« Merci, merci, dit l’empereur. Merci, petit oiseau céleste ; je te reconnais
bien ; je t’ai chassé de ma ville et de mon empire, et cependant tu as mis en
fuite les méchantes figures qui assiégeaient mon lit ; tu as éloigné la Mort
de mon cœur. Comment pourrais-je te récompenser ?

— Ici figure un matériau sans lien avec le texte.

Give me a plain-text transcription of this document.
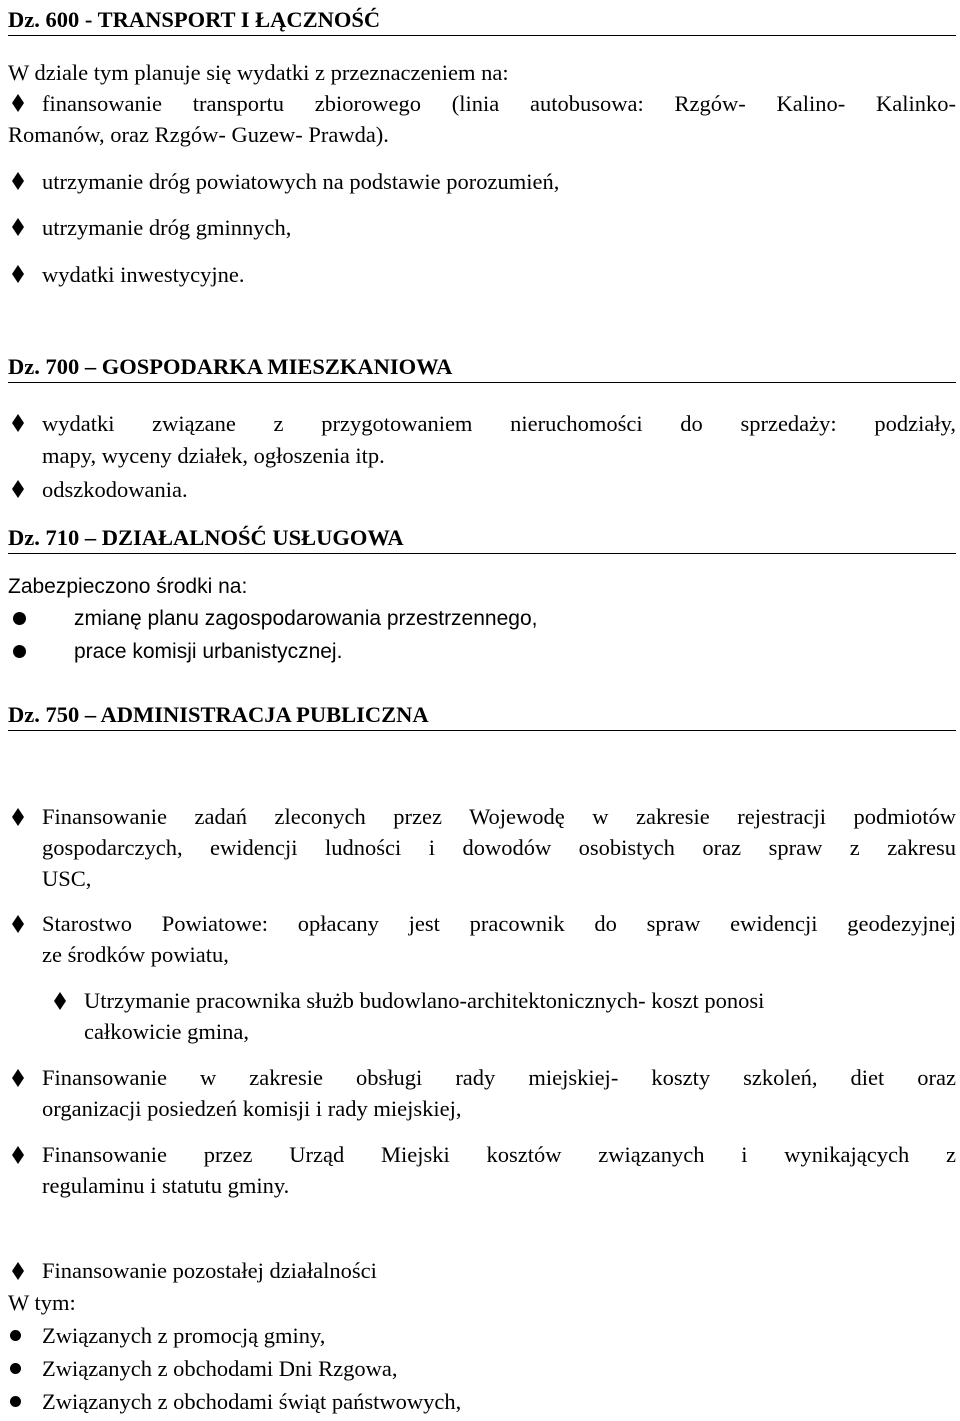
Dz. 600 - TRANSPORT I ŁĄCZNOŚĆ
W dziale tym planuje się wydatki z przeznaczeniem na:
finansowanie transportu zbiorowego (linia autobusowa: Rzgów- Kalino- Kalinko-
Romanów, oraz Rzgów- Guzew- Prawda).
utrzymanie dróg powiatowych na podstawie porozumień,
utrzymanie dróg gminnych,
wydatki inwestycyjne.
Dz. 700 – GOSPODARKA MIESZKANIOWA
wydatki związane z przygotowaniem nieruchomości do sprzedaży: podziały,
mapy, wyceny działek, ogłoszenia itp.
odszkodowania.
Dz. 710 – DZIAŁALNOŚĆ USŁUGOWA
Zabezpieczono środki na:
zmianę planu zagospodarowania przestrzennego,
prace komisji urbanistycznej.
Dz. 750 – ADMINISTRACJA PUBLICZNA
Finansowanie zadań zleconych przez Wojewodę w zakresie rejestracji podmiotów
gospodarczych, ewidencji ludności i dowodów osobistych oraz spraw z zakresu
USC,
Starostwo Powiatowe: opłacany jest pracownik do spraw ewidencji geodezyjnej
ze środków powiatu,
Utrzymanie pracownika służb budowlano-architektonicznych- koszt ponosi
całkowicie gmina,
Finansowanie w zakresie obsługi rady miejskiej- koszty szkoleń, diet oraz
organizacji posiedzeń komisji i rady miejskiej,
Finansowanie przez Urząd Miejski kosztów związanych i wynikających z
regulaminu i statutu gminy.
Finansowanie pozostałej działalności
W tym:
Związanych z promocją gminy,
Związanych z obchodami Dni Rzgowa,
Związanych z obchodami świąt państwowych,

– Tu m’as déjà récompensé, dit le rossignol. J’ai arraché des larmes à
tes yeux, la première fois que j’ai chanté. Je ne l’oublierai jamais ; ce sont
les diamants qui touchent l’âme d’un chanteur. Mais maintenant dors, pour
reprendre tes forces et te rétablir : je continuerai de chanter. »
Et pendant qu’il chantait, l’empereur fut pris d’un doux sommeil, d’un
sommeil calme et bienfaisant.
Le soleil brillait à travers la fenêtre lorsqu’il se réveilla fort et guéri.
Aucun de ses serviteurs n’était revenu auprès de lui ; on le croyait toujours
mort. Le rossignol seul était resté fidèlement à son poste.
« Tu resteras toujours auprès de moi, dit l’empereur ; tu chanteras quand
il te plaira, et l’oiseau artificiel, je le briserai en mille morceaux.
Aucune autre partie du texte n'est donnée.